Source address spoofing has little effect in bypassing ActiveScout, since its actions are based on the bogus information provided to the attacker and not tied to a particular IP source. Keep in mind that legitimate intelligence is returned along with the Marks, meaning that there's a slim chance that the attacker will get lucky and only attack real hosts and services.
By default, ActiveScout will only block malicious activity, as identified by a returning Mark, for four hours. The HoneyNet Project concludes that recons precede most major attacks by roughly three days. Thus, it may be worth considering increasing ActiveScout's default timeout (four hours) for reorganizing tagged malicious activity.
Like any point solution, ActiveScout doesn't stand on its own. It doesn't replace firewalls, IDSes or well-thought-out security designs. However, it may help reduce IDS alerts and false positives, since it blocks recon traffic and some attacks outside the firewall.
ActiveScout does well in detecting attacks that were telegraphed by reconnaissance activity, and it's intended to guard against known and unknown attacks by skilled, methodical hackers--who are more dangerous than worms and script-kiddies.
Just how many attacks occur without recon isn't clear. Some say it's less than 5 percent of all malicious activity, but The HoneyNet Project is finding a trend toward automated attacks with little or no traditional recon.
The blind "find it and immediately attack it" approach of newer automated tools means there's virtually no recon or warning before a strike, giving them the ability to sidestep ActiveScout. On the other hand, it's their nature to scan vast numbers of hosts and ports very quickly, so the odds are that they will probe nonexistent hosts and services that will trigger ActiveScout to create a Mark.
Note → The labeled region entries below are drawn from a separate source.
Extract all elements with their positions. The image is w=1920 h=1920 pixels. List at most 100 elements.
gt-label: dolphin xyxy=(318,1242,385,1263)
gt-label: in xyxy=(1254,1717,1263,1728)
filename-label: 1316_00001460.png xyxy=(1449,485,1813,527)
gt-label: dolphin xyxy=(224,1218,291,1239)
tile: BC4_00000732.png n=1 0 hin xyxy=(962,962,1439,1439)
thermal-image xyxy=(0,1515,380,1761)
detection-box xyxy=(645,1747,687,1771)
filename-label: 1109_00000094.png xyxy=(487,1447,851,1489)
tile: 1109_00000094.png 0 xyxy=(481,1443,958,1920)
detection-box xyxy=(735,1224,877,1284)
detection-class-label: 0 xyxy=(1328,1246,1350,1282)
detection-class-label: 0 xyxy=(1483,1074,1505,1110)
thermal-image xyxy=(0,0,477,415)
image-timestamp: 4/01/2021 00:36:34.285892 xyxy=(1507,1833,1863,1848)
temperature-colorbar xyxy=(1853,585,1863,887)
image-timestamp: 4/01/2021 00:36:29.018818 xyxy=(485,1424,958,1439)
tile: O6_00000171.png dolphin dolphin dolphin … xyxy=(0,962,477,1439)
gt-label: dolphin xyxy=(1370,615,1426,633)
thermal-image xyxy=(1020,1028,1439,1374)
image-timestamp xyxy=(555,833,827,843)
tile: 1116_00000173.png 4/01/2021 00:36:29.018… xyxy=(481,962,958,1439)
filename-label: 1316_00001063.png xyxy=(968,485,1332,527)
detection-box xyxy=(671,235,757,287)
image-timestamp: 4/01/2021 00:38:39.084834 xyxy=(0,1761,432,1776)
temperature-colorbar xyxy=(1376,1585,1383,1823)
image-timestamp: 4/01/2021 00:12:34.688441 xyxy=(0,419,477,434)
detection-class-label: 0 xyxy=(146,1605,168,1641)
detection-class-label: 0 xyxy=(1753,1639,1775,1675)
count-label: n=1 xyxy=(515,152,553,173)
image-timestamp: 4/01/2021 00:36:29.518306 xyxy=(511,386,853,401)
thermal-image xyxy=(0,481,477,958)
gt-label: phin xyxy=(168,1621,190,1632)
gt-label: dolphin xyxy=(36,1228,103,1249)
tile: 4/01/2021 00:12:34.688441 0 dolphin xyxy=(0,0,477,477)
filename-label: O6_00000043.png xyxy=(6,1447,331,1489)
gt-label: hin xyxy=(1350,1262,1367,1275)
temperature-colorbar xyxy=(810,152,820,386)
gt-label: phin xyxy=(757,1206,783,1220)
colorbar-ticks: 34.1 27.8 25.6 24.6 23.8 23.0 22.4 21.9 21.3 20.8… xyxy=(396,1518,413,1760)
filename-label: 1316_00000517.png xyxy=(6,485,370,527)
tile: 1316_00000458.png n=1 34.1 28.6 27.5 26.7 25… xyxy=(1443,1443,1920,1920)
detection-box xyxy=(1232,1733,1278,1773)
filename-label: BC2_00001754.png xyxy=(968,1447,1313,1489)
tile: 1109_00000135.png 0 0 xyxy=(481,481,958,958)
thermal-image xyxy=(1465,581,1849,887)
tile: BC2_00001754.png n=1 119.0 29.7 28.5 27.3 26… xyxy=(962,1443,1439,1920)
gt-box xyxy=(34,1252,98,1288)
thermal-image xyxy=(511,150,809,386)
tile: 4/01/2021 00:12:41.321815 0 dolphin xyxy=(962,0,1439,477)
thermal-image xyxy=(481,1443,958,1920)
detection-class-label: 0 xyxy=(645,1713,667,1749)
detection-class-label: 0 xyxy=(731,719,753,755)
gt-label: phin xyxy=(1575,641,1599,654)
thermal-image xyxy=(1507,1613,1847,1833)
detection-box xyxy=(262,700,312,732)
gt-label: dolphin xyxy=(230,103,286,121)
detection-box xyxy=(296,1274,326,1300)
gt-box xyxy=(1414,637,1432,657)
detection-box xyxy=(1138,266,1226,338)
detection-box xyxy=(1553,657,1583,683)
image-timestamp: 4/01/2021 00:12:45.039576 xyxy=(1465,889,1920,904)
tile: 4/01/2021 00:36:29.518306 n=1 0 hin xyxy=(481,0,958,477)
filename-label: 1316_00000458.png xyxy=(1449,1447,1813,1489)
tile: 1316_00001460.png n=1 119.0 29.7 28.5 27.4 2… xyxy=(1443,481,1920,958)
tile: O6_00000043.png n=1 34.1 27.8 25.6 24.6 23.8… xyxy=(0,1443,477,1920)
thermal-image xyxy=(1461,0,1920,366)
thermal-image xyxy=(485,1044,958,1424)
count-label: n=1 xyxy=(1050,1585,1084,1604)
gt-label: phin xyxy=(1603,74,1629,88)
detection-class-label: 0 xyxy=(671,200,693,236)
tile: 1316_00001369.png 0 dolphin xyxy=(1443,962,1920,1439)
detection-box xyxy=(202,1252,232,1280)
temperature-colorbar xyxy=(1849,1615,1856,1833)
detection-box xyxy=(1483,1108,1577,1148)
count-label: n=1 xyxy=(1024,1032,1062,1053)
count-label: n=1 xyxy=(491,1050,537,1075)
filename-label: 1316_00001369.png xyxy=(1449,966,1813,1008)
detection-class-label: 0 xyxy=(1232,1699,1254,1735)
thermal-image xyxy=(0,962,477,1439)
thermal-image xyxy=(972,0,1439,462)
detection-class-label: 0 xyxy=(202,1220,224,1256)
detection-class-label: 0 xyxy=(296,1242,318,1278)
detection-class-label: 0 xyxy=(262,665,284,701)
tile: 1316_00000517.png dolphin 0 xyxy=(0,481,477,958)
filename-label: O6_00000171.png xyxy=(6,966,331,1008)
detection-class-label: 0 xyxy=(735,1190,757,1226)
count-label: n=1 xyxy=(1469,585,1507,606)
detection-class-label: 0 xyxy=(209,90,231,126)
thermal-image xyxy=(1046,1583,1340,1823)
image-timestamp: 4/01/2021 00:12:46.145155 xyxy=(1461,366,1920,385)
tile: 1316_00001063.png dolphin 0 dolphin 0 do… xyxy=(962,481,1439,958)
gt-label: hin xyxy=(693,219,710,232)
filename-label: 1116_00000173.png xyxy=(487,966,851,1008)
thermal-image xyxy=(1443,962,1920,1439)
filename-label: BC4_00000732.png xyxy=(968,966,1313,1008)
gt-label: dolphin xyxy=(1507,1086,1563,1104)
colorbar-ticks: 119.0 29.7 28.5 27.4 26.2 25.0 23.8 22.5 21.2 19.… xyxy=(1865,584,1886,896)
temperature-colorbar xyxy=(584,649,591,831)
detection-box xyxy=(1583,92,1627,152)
It may sound like there isn't a lot to this product. In a way that's true, but that's also a good thing. It's well known that complexity is the enemy of security, so any product that can add a layer of security in a very simple way, with virtually no administrative overhead, is worth a look. ActiveScout won't solve an enterprise's security ills, but it may more than pay for itself by blocking just one serious attack.